Il se donne actuellement à l’Espace Gerson à Lyon un spectacle qui   s’appelle « l’HOMME MODERNE ».  Un titre  a priori pas vraiment hilarant.

Mais le jeune homme qui le mène tambour battant vaut le détour.

 AFFICHEIl s’appelle Jérémy Charbonnel et  c’est encore un inconnu mais pas pour longtemps car son one man show a déjà fait pleurer (de rire)  les festivaliers en Avignon cette saison et il sera bientôt au théâtre du Ranelagh à Paris.

 

Jérémy Charbonnel est vraiment hilarant. Mais il ne donne pas dans la gauloiserie, la pornographie, la scatologie, la cruauté  – bref, la provoc – de la plupart de ses copains   humoristes.

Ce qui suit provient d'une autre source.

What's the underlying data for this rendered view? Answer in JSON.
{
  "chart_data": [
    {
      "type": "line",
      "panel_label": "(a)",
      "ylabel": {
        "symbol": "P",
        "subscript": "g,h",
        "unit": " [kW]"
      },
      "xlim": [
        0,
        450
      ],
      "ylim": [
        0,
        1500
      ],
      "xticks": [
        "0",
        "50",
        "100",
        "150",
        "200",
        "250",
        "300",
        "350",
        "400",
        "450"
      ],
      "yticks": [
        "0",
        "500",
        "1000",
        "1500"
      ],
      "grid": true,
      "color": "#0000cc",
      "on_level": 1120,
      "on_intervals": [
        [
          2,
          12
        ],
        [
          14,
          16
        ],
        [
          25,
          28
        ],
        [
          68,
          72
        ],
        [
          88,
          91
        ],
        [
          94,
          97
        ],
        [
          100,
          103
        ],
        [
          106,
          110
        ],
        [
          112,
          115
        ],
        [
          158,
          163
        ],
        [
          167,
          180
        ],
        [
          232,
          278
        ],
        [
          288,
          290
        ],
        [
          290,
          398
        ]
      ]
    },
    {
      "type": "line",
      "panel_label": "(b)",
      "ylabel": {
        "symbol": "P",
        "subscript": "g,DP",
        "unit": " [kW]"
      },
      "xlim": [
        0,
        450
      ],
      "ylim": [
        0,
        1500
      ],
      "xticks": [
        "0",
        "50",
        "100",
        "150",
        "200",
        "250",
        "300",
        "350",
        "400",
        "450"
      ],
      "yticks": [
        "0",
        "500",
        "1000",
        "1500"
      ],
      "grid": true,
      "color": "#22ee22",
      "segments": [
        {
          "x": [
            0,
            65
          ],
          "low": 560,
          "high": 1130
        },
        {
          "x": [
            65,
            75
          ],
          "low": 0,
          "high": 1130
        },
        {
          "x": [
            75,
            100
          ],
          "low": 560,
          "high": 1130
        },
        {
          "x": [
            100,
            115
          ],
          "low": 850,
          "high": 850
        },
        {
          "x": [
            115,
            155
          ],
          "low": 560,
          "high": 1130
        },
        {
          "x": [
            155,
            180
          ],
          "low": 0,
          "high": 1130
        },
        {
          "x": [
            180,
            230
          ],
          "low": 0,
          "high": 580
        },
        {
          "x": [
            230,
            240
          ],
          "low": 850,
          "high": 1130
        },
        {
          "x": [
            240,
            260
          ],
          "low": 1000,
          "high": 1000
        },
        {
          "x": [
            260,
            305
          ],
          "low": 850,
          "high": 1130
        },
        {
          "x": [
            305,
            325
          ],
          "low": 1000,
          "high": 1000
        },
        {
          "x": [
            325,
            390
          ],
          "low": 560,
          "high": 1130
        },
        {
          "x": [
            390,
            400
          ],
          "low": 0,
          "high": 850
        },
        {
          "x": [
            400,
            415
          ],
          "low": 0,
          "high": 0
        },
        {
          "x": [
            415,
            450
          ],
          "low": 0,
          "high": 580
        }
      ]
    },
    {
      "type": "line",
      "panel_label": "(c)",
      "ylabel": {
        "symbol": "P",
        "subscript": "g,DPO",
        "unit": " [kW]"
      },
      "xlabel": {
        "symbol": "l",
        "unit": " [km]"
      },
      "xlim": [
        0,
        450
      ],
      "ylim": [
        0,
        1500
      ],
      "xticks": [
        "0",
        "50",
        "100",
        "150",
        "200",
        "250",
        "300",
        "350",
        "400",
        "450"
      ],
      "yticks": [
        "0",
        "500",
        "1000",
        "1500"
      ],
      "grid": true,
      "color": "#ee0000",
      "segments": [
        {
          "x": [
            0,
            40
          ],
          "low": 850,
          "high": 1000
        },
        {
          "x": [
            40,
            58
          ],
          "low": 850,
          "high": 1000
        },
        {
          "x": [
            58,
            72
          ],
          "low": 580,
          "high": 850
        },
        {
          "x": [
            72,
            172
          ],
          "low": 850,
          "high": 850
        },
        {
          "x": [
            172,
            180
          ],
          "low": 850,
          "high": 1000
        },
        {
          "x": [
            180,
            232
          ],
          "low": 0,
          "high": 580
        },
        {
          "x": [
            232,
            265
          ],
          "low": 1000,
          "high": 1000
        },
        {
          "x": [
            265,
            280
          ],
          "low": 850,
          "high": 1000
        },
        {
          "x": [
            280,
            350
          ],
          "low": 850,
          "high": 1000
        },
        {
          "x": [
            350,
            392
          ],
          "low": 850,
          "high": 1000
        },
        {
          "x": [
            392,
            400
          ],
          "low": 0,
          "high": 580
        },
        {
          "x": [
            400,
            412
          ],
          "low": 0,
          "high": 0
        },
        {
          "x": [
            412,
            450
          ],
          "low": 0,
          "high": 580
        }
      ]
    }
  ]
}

Il a décidé d’être lui-même, c’est-à-dire un jeune homme bien élevé, élégant, charmant… mais pas seulement ! Peu à peu il dévoile l’acuité de ses dons d’observation en  incarnant des personnages très loin de lui,  des situations qu’on a tous vécues mais qu’il rend inénarrables – voyons, que je me souvienne -  la queue à la poste,  (à mourir),  le bug malvenu sur le PC,(topissime), la belle-mère à la clinique d’accouchement, (bluffant), le rom  mendiant,  (à pleurer), la DRH cougar, (grandiose)…  et la prof d’anglais, et la blonde,  je ne sais plus, il y en a tant, et tous poilants.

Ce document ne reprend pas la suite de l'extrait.